7 Mistakes People Make When Buying a Home

April 2nd, 2010

Don’t waste time and money when buying a home. Avoid making the following mistakes when purchasing a property.

  1. Not setting a budget. Do you have caviar tastes on a crackers and cheese budget? Run the numbers on your finances before heading out to look for a home.  That way you can shop within your budget and won’t experience delays when applying for a mortgage. It’s also important to buy a home within your means. Bigger may seem better until you’re struggling to make the mortgage payments and keep the heat on.
  2. Not getting pre-approved for mortgage loans. A pre-approval letter shows that a mortgage lender is committing to give you a home loan. This puts you in a better position to negotiate a deal.
  3. Letting emotions take over. Buying a home is probably the biggest purchase you’re going to make in your life. Don’t let your emotions cloud your judgment. If you see a lot of red flags and feel uncomfortable with a deal, don’t ignore those feelings. While you may think you’ve found your dream home, there are other properties out there. 
  4. Trying to time mortgage rates. When it’s time to get a home loan, compare current mortgage rates from several mortgage lenders to find the best deal.
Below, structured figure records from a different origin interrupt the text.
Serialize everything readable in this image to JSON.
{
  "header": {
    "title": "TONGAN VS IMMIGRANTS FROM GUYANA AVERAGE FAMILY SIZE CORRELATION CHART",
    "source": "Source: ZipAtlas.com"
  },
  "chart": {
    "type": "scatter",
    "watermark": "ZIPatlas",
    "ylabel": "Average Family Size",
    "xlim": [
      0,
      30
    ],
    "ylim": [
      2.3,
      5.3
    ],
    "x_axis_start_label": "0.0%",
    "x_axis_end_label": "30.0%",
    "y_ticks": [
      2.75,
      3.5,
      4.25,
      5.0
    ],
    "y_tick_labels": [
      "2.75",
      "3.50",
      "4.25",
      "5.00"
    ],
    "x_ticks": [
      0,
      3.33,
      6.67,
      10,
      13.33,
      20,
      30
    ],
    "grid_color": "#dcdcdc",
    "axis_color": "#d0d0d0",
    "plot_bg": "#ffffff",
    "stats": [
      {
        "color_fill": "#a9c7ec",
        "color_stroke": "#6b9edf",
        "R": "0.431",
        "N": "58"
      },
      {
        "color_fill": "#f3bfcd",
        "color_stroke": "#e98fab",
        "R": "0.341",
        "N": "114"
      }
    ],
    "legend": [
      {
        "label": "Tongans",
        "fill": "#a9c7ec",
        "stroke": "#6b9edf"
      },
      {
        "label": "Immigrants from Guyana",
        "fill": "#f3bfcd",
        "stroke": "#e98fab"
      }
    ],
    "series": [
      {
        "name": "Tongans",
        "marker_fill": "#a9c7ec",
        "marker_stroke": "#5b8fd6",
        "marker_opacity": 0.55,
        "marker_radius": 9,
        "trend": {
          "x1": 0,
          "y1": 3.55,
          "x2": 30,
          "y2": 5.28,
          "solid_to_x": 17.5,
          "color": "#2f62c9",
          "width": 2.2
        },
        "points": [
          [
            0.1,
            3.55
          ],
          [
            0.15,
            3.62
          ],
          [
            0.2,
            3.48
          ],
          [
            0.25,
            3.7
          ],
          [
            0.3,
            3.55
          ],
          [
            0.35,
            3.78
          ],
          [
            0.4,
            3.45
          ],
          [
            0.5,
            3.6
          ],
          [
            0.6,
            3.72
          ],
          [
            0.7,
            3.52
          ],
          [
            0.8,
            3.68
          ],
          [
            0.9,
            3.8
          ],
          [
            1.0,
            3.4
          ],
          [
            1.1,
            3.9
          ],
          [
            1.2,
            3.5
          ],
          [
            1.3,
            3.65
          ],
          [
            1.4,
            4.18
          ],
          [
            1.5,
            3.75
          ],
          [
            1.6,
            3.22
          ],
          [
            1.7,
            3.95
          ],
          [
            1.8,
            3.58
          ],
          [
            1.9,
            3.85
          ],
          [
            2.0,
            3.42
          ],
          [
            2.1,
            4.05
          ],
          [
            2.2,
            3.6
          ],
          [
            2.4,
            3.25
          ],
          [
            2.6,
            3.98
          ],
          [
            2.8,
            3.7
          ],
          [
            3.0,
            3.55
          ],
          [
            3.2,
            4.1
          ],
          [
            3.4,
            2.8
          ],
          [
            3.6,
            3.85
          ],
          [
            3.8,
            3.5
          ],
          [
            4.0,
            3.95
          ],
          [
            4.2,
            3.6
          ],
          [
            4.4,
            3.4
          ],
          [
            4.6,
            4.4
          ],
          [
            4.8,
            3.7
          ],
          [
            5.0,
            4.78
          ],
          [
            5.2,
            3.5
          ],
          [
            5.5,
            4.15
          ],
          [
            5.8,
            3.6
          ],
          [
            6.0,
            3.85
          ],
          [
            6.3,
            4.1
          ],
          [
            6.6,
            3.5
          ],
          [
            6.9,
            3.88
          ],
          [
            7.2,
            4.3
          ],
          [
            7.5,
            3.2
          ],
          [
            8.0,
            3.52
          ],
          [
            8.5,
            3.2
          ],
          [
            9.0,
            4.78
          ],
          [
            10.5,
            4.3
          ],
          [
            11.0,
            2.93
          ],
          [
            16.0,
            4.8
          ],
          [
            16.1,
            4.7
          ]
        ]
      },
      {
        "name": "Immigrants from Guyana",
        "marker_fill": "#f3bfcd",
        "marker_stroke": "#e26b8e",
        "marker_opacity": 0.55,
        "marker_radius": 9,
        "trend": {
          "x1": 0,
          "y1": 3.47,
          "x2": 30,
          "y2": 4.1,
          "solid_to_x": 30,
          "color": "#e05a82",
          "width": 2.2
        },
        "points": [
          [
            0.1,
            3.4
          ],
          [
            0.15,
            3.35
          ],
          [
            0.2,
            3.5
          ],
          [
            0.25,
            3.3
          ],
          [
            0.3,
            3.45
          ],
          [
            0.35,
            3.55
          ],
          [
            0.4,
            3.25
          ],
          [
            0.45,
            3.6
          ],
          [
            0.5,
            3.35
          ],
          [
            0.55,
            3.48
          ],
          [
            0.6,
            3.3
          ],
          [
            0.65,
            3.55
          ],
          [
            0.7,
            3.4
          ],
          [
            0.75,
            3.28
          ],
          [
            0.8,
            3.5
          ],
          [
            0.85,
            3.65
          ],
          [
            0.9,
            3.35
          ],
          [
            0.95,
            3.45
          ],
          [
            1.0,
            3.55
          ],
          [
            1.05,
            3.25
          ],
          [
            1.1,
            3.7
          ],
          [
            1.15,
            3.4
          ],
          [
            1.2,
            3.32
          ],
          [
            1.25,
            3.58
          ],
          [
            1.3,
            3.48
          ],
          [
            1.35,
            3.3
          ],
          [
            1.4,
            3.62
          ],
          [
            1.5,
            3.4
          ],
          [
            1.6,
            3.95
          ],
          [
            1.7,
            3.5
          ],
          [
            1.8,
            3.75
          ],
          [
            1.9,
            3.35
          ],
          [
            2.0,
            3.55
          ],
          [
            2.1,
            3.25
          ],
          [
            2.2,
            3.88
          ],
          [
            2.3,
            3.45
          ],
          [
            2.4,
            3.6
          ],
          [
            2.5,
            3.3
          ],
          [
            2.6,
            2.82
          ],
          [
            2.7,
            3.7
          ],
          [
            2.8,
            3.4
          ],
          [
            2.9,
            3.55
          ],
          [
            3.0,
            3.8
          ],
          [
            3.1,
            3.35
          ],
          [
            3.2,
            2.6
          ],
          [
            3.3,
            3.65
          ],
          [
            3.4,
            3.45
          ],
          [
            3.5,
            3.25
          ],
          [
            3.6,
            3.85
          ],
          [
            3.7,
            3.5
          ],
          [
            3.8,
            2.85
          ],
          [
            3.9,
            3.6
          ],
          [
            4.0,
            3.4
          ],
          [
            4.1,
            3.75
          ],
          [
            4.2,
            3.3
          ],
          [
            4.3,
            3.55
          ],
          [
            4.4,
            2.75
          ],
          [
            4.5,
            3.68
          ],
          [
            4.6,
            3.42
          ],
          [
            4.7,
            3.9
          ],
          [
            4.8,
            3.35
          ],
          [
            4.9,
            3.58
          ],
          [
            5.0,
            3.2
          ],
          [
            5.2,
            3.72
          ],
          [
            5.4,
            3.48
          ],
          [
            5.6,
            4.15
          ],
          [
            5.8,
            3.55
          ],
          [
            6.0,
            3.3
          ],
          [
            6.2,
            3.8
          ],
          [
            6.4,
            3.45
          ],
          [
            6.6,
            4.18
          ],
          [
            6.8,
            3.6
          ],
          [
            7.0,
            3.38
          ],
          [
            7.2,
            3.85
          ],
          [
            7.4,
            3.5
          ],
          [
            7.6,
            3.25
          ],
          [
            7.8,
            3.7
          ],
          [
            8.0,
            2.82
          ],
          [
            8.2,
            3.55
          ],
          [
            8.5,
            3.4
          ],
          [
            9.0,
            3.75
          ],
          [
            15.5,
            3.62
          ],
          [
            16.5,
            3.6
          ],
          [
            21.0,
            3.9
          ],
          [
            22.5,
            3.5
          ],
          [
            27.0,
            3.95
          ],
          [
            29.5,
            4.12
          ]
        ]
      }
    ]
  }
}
If you’ve done everything you can to clean up your credit, and save up a nice down payment, you should qualify for a competitive mortgage rate regardless of what’s happening with the economy.
  5. Signing contracts without understanding them. Many homeowners caught up in the subprime mortgage mess claim they just didn’t know what they were getting into when they purchased property. You may not be a legal expert, but you must pay one to represent you. Hire a knowledgeable attorney who can review your contract and look out for your interests.
  6. Not getting a home inspection. Even if a house looks perfect, there are bound to be some type of problems lurking about. In fact, some new homes could even have problems that wouldn’t be found without a home inspection. Your housing contract should allow for contingencies related to the home inspection.
  7. Not taking advantage of programs that help you buy a home, such as the government’s homebuyer tax credit of up to $8,000. Many communities also have programs targeted at first-time homeowners or other information sessions.

Becoming a homeowner can be exciting and scary all at the same time. Learn as much as you can about the process and find reliable professionals for your team to make the home buying process as smooth as possible.